Cara Delevingne entered the superhero game by taking on the role of Dr. June Moon, an archeologist who is eventually possessed by an ancient sorceress who refers to herself as The Enchantress in 2016's "Suicide Squad." The main villainess of the piece, The Enchantress brings together a wide array of jailed bad guys together under the quasi-command of Amanda Waller (Viola Davis). Harley Quinn (Margot Robbie), The Joker (Jared Leto), and a host of others come together to stop The Enchantress before she destroys the world.
According to an interview with W Magazine in 2016, as archived by IGN, Delevingne harnessed her inner Martha to get the role; she read a scene from "Who's Afraid of Virginia Woolf?" for director David Ayer to pass her audition. It was a character she last played as a 17-year-old high school student. "Somehow, when we were doing the scene, I became livid. I hadn't felt rage like that in years. And then I got the part!" she said.
Ayer's other suggestion to Delevingne was unique, to say the least. "David asked me to go and try and find a forest and, if it was a full moon, get naked and walk through the woods with my feet in the mud, which I did. There wasn't a full moon, but I howled like a wolf," she recalled.
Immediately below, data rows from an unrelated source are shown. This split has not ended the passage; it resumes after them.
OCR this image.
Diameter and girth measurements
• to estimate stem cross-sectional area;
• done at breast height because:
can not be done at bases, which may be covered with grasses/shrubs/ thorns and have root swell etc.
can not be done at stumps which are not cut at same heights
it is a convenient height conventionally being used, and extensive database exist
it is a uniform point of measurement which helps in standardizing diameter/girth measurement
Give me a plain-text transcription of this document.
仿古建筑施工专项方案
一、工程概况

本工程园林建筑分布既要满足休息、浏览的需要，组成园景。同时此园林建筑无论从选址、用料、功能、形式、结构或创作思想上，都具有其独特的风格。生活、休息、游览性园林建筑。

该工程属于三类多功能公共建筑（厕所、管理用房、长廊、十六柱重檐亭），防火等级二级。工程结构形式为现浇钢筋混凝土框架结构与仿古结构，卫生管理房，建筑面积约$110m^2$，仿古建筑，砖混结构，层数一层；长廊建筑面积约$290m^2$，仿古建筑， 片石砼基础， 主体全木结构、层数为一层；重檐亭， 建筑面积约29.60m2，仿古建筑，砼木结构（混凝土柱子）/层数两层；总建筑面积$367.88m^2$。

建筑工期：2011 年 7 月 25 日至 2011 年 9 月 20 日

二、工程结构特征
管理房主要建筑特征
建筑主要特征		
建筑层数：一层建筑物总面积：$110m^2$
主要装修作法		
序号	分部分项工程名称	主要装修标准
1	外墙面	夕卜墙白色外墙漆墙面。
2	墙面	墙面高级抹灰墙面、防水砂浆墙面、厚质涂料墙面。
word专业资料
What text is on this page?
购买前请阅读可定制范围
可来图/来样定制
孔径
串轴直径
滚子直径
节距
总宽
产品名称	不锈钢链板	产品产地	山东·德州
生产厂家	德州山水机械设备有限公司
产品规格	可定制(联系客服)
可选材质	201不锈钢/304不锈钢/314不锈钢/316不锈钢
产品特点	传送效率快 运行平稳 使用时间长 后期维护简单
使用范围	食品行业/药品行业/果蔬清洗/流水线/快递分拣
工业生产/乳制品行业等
While her feral performance couldn't save "Suicide Squad" from poor reviews, Delevingne moved on to play a supporting role in the historical drama "Tulip Fever" and the critical darling "Her Smell." She would also have a lead in "Valerian and the City of a Thousand Planets," which did poorly at the box office but has become a cult classic. She would concentrate on television to deliver her next spate of memorable parts.